Quite terrifying to the average hunting person at first, who is more used to the cavalry charge of the field, it is a brilliant exercise that encourages the horse to make a good shape over the fence and think about what he is doing, and makes us think about our own body position as well.
Beanie Sturgis adds that it is useful to imagine you are turning off a road into the obstacle and to make a turn of the appropriate width beforehand, or you will end up trotting too early and the exercise will lose its usefulness.
“If you’ve only got a 20x40m school, put the fence on the centre line and turn in off the long side,” she says. “Hold your neck strap. It is a really good way to make you more disciplined as a rider.”
Mike uses lots of gridwork and small bounces – they don’t need to be bigger than 2ft – as gymnastic exercises to help horses pick up their shoulders, be sharper in front and more active with their hindlegs.
“Put the exercises together; come in canter to three small bounces, then quickly back to walk before trotting that last stride into your original fence. Then add another small fence off a turn that you again walk into. Remember to control the outside of the horse’s body as you turn, using your outside leg and outside hand,” he says.
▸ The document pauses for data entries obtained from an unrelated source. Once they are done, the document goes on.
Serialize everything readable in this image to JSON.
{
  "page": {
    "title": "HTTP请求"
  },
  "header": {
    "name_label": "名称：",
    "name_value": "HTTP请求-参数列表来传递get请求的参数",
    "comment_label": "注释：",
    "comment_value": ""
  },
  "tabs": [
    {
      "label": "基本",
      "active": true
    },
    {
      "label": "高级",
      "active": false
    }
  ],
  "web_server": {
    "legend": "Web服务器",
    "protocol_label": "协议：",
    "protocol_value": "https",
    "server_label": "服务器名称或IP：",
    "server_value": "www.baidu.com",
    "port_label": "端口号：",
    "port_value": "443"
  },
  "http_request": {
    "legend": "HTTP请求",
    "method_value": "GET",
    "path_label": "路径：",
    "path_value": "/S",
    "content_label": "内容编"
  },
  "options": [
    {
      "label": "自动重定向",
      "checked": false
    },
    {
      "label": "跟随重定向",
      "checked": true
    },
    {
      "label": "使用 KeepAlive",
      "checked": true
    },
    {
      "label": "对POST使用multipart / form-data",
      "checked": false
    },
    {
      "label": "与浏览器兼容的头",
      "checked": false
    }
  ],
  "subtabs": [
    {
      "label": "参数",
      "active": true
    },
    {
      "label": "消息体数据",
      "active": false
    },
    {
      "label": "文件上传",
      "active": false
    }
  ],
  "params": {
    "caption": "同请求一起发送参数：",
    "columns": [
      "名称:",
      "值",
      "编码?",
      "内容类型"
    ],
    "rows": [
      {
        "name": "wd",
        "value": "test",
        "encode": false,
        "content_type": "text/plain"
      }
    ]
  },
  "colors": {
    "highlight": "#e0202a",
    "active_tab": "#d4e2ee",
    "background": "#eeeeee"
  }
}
Craig Anderson suggests you practise coming to a halt quickly after a fence, as well.
“There are plenty of occasions out hunting when it is useful to be able to stop sharply after a jump, and if the horse is trained to do it when you ask, it is a good skill to have,” he says. “All hunters can benefit from schooling; to ride a polite, well-mannered and responsive horse can only improve your day’s hunting.”
We are so lucky to have horses to help keep us sane and give us ways to exercise our bodies and our minds. Keep it small and have fun.
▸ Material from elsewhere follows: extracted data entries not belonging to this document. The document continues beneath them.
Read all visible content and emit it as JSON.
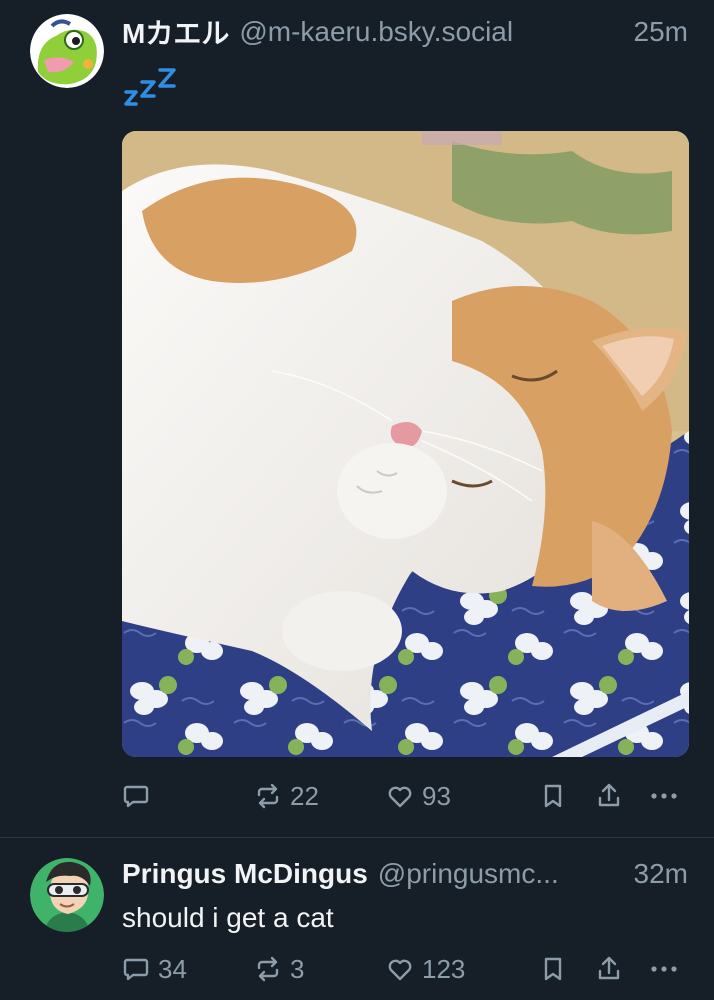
{
  "posts": [
    {
      "author": {
        "display_name": "Mカエル",
        "handle": "@m-kaeru.bsky.social",
        "avatar_icon": "green-frog-avatar"
      },
      "time": "25m",
      "text_emoji": "zzz-sleeping-emoji",
      "image": {
        "subject": "sleeping orange and white cat on blue floral cushion",
        "colors": {
          "fur_orange": "#d9a063",
          "fur_white": "#f4f2ef",
          "cushion_blue": "#2e3f86",
          "tatami": "#d8c08f"
        }
      },
      "actions": {
        "reply_count": "",
        "repost_count": "22",
        "like_count": "93"
      }
    },
    {
      "author": {
        "display_name": "Pringus McDingus",
        "handle": "@pringusmc...",
        "avatar_icon": "cartoon-goggles-avatar"
      },
      "time": "32m",
      "text": "should i get a cat",
      "actions": {
        "reply_count": "34",
        "repost_count": "3",
        "like_count": "123"
      }
    }
  ],
  "theme": {
    "background": "#161e27",
    "text_primary": "#f1f3f5",
    "text_secondary": "#8d9ca9",
    "divider": "#2b3641"
  }
}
Feeding is, of course, entirely individual to your horse and your circumstance. However, it is likely that you will need to alter what a fit hunter is fed if it is no longer hunting.
Spillers nutritionist Sarah Nelson says: “With a decrease in work comes a decrease in energy requirements.”
Both she and Nicola Tyler, joint-owner and nutritional director of TopSpec, agree that this might be the situation where feed balancers come into play.
“They give you flexibility, because balancers provide the vitamins and minerals your horse needs on a daily basis, and you can add them to blended feeds according to condition and work done. Look for one that is low in starch,” Nicola says.
She advises that while you should take four to seven days to change or increase your horse’s feed, reducing it can be done much more quickly as long as you provide ad-lib forage.
Sarah says: “The fibre provided by forage is essential for maintaining digestive health and provides a significant portion of daily energy (calorie) requirements for horses in light work.
“Feeding ad-lib forage also fulfills the horse’s physiological and psychological need to chew, helping to reduce the risk of gastric ulcers and maintain mental wellbeing. Therefore, provide as much turnout as possible and if grass is limited, provide ad-lib hay or haylage in the field as well as the stable.”
Nicola points out that while it may not be possible to allow good-doers ad-lib hay or haylage, hay that is lower in nutritional quality – but which still looks and smells good – means that there is less need to limit it.
“If you only have very high-quality hay, soaking it in a large container of cold or lukewarm water for several hours will reduce its nutritional quality,” she says.
Do ring an equine nutritionist from a reputable feed company for individual advice regarding feeding your horse; they will always be happy to help.